In the time before Paul Bocuse there was an official distinction (la Mère) given to talented lady cooks; “The Mothers of France”. 


The originally recipe cooked the omelette in a copper pan on the fireplace (to get an idea of the original recipe, you can watch this video on YouTube Recette : L'omelette de la Mère Poulard |  Archive INA. In the absence of a fireplace, the next best thing is making it on the stove in a pan.


The secret of the recipe is being able to incorporate the maximum amount of air into the eggs to arrive at an appareil that is extremely frothy. If you are going to beat the egg mixture by hand, like in the original recipe, it can take anywhere from 6 to 10 minutes. If you use an electric whisk, to get the frothy texture you still need to mimic as though you are whisking by hand to try and incorporate as much air as you can, so move the electric whisk around in the bowl. The egg has to be really well beaten, almost like a meringue.


You have to work quickly once the mixture is ready, as the bubbles soon disappear. The cooking time should not normally exceed 3-5 minutes.


The top is served a little bit foamy and uncooked. So when you slide it on a plate to serve it up you will have the little edges with the foam (especially if you are using whole eggs). It will deflate like a soufflé, but this is normal.


The omelette can be served with a garnish (smoked ham, smoked salmon, cooked lamb kidney or bacon for example. There are so many options!). Just remember to add any additional fat or meat as required for the perfect PKD ratio.

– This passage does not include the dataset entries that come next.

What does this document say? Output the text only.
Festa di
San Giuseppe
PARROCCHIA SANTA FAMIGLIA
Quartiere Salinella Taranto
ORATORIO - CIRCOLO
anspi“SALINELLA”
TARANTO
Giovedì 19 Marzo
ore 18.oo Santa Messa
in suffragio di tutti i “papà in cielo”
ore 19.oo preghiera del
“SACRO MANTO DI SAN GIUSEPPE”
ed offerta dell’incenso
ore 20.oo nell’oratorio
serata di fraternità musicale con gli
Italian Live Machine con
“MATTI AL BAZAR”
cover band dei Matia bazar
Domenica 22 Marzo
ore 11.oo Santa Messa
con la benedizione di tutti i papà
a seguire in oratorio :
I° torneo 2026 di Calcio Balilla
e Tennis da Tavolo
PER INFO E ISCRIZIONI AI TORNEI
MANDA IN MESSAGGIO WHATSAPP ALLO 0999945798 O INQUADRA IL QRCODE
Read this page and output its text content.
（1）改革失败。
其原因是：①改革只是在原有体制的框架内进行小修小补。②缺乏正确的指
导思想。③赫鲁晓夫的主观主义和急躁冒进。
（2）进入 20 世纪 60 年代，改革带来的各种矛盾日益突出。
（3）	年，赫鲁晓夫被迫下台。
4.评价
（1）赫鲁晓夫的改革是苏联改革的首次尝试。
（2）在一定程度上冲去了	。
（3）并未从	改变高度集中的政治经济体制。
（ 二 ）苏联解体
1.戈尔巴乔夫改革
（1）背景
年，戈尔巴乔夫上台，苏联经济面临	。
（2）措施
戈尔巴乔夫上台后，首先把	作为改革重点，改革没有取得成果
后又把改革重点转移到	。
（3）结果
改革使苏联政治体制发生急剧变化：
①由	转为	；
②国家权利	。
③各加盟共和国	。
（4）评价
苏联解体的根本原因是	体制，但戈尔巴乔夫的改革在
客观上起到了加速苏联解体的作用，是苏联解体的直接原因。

*Ideally, purchase your meat from pasture raised animals that are Nitrate, Nitrite & Additive Free. Try and use white sea salt or rock salt that contains no anticaking agents or other additives and be sure to use free range, organic eggs.


Check out my Bone Broth - Pressure Cooker recipe for instructions on how to make this.


If you do not have any tallow handy, then substitute with lard or another animal fat.